On the Rio Grande River.
Paid for by the Texas taxpayer, the Agriculture Secretary, Todd Staples, has set up a site for sharing border security information. The remarks collected there since the site was set up contain language like ‘Killem All!!!!” The agruculture department has a disclaimer to avoid any responsibility for the kind of violence advocated by citizens commenting on the site.
Of course, the border fence has always been a boondoggle, as I have pointed out previously.
When I visited there, I found no question about what sort of comments were expected. When I clicked on the site for collecting stories about border experiences, the instructions read;
Submit Your Story
Share with fellow Texans your stories regarding lack of border security.
Sorry, I have had nothing but good experiences along the border, so I’m not welcome.

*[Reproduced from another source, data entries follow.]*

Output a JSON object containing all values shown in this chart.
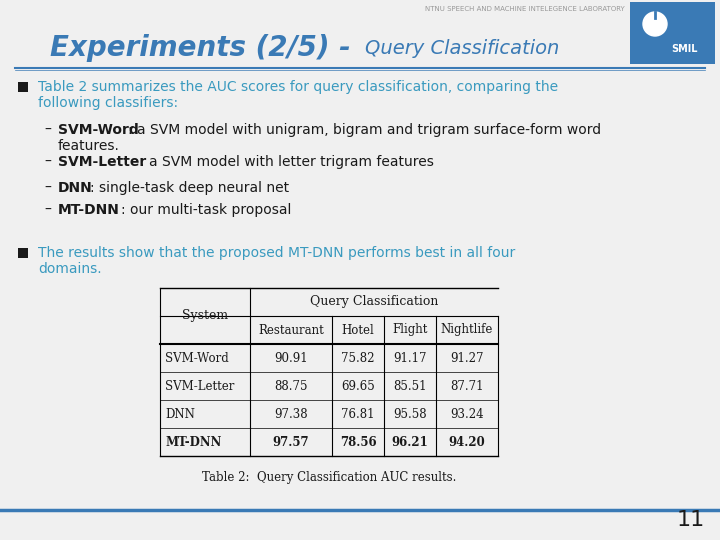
{
  "title_main": "Experiments (2/5) - ",
  "title_sub": "Query Classification",
  "header_text": "NTNU SPEECH AND MACHINE INTELEGENCE LABORATORY",
  "bg_color": "#f0f0f0",
  "title_color": "#3a7ab5",
  "header_color": "#999999",
  "text_color": "#1a1a1a",
  "teal_color": "#3a9abf",
  "divider_color": "#3a7ab5",
  "bullet_color": "#1a1a1a",
  "table_systems": [
    "SVM-Word",
    "SVM-Letter",
    "DNN",
    "MT-DNN"
  ],
  "table_header_group": "Query Classification",
  "table_columns": [
    "Restaurant",
    "Hotel",
    "Flight",
    "Nightlife"
  ],
  "table_data": [
    [
      90.91,
      75.82,
      91.17,
      91.27
    ],
    [
      88.75,
      69.65,
      85.51,
      87.71
    ],
    [
      97.38,
      76.81,
      95.58,
      93.24
    ],
    [
      97.57,
      78.56,
      96.21,
      94.2
    ]
  ],
  "table_bold_row": 3,
  "table_caption": "Table 2:  Query Classification AUC results.",
  "page_number": "11",
  "smil_box_color": "#3a7ab5",
  "smil_text_color": "#ffffff"
}
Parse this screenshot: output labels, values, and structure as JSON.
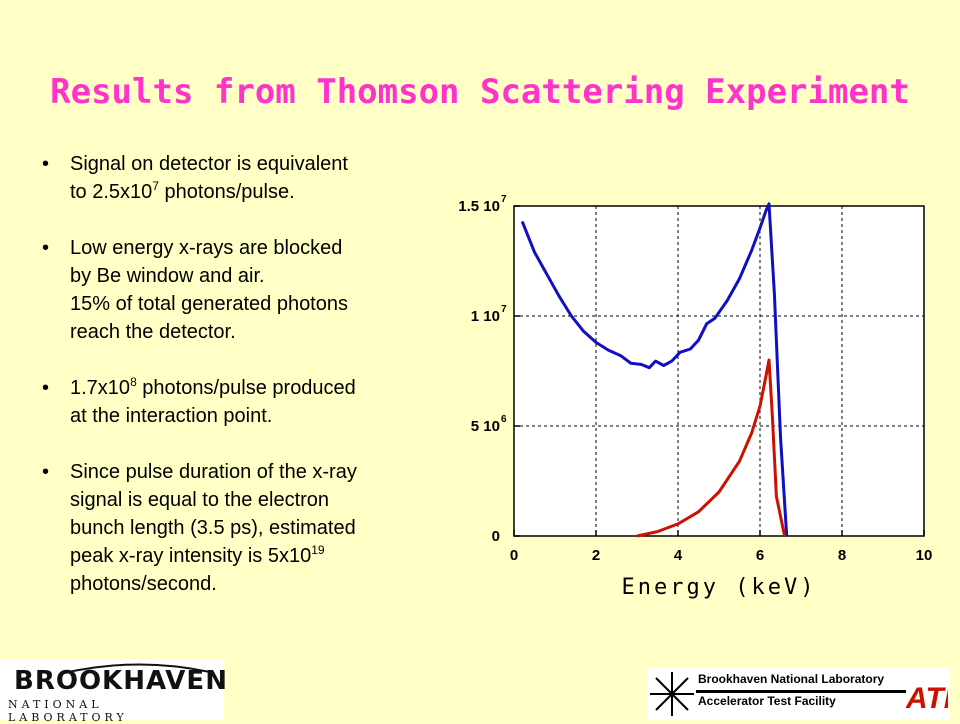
{
  "slide": {
    "title": "Results from Thomson Scattering Experiment"
  },
  "bullets": [
    {
      "lines": [
        {
          "text": "Signal on detector is equivalent"
        },
        {
          "text": "to 2.5x10",
          "sup": "7",
          "after": " photons/pulse."
        }
      ]
    },
    {
      "lines": [
        {
          "text": "Low energy x-rays are blocked"
        },
        {
          "text": "by Be window and air."
        },
        {
          "text": "15% of total generated photons"
        },
        {
          "text": "reach the  detector."
        }
      ]
    },
    {
      "lines": [
        {
          "text": "1.7x10",
          "sup": "8",
          "after": " photons/pulse produced"
        },
        {
          "text": "at the interaction point."
        }
      ]
    },
    {
      "lines": [
        {
          "text": "Since pulse duration of the x-ray"
        },
        {
          "text": "signal is equal to the electron"
        },
        {
          "text": "bunch length (3.5 ps), estimated"
        },
        {
          "text": "peak x-ray intensity is 5x10",
          "sup": "19",
          "after": ""
        },
        {
          "text": "photons/second."
        }
      ]
    }
  ],
  "chart_data": {
    "type": "line",
    "xlabel": "Energy (keV)",
    "ylabel": "",
    "xlim": [
      0,
      10
    ],
    "ylim": [
      0,
      15000000
    ],
    "x_ticks": [
      "0",
      "2",
      "4",
      "6",
      "8",
      "10"
    ],
    "y_ticks": [
      {
        "value": 0,
        "mantissa": "0",
        "exp": ""
      },
      {
        "value": 5000000,
        "mantissa": "5 10",
        "exp": "6"
      },
      {
        "value": 10000000,
        "mantissa": "1 10",
        "exp": "7"
      },
      {
        "value": 15000000,
        "mantissa": "1.5 10",
        "exp": "7"
      }
    ],
    "grid": "dashed",
    "series": [
      {
        "color": "#1010c0",
        "points": [
          [
            0.2,
            14300000
          ],
          [
            0.5,
            12900000
          ],
          [
            0.8,
            11900000
          ],
          [
            1.1,
            10900000
          ],
          [
            1.4,
            10000000
          ],
          [
            1.7,
            9300000
          ],
          [
            2.0,
            8800000
          ],
          [
            2.3,
            8450000
          ],
          [
            2.6,
            8200000
          ],
          [
            2.85,
            7850000
          ],
          [
            3.1,
            7800000
          ],
          [
            3.3,
            7650000
          ],
          [
            3.45,
            7950000
          ],
          [
            3.65,
            7750000
          ],
          [
            3.85,
            7950000
          ],
          [
            4.05,
            8350000
          ],
          [
            4.3,
            8500000
          ],
          [
            4.5,
            8900000
          ],
          [
            4.7,
            9650000
          ],
          [
            4.9,
            9900000
          ],
          [
            5.2,
            10700000
          ],
          [
            5.5,
            11700000
          ],
          [
            5.8,
            13000000
          ],
          [
            6.0,
            14000000
          ],
          [
            6.15,
            14800000
          ],
          [
            6.22,
            15100000
          ],
          [
            6.35,
            11000000
          ],
          [
            6.5,
            4500000
          ],
          [
            6.65,
            0
          ]
        ]
      },
      {
        "color": "#cc1100",
        "points": [
          [
            3.0,
            0
          ],
          [
            3.5,
            200000
          ],
          [
            4.0,
            550000
          ],
          [
            4.5,
            1100000
          ],
          [
            5.0,
            2000000
          ],
          [
            5.5,
            3400000
          ],
          [
            5.8,
            4700000
          ],
          [
            6.0,
            5900000
          ],
          [
            6.15,
            7300000
          ],
          [
            6.22,
            8000000
          ],
          [
            6.3,
            5500000
          ],
          [
            6.4,
            1800000
          ],
          [
            6.6,
            0
          ]
        ]
      }
    ]
  },
  "logos": {
    "left": {
      "word": "BROOKHAVEN",
      "sub": "NATIONAL LABORATORY"
    },
    "right": {
      "line1": "Brookhaven National Laboratory",
      "line2": "Accelerator Test Facility",
      "mark": "ATF"
    }
  }
}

Several border area legislators have asked for the site either to come down, or to portray the situation fairly. A recommendation also has gone out that Texas border violence proponents should consult with their counterparts in D.C., where recommendations to cut futile programs now draining funds for border security are proposed and being heard in committee.
U.S. Rep. Henry Cuellar, D-Laredo, whose district encompasses a huge swath of South Texas from Laredo to the Rio Grande Valley, said Republicans in Texas should take their concerns to Republicans in Washington. The current budget proposed by the GOP-controlled U.S. Congress eliminates $350 million in funding for border security, fencing, infrastructure and technology, he said, and cuts roughly 870 positions. “I am not going to deny that” the border needs to be secured, he said, “but to paint it the way they are painting it, they are painting one extreme position.”
The website isn’t all comments. It includes such features as a night-vision video of a police chase that ends when a car plunges into the river, and an interview with a Texas Ranger, Arthur Barrera, who backs up the claims that the region is under siege. “Tractor operators are being accosted by these guys, threatening them,” he says in the video. “They fear for their lives, they have family. We are in a war and I am not going to sugarcoat it by any means. We are in a war, and it is what it is.”
Just what the border needs, agitation to regard the zone as a war site, with armed forces gathered to defend the Homeland. Of course, if you actually visit the border, you’re going to find life going on pretty much as it is in most of your hometowns, some areas safe, others questionable. Using taxpayer dollars to dramatize the downside of border security is hardly worth making us all pay, and is dangerous besides.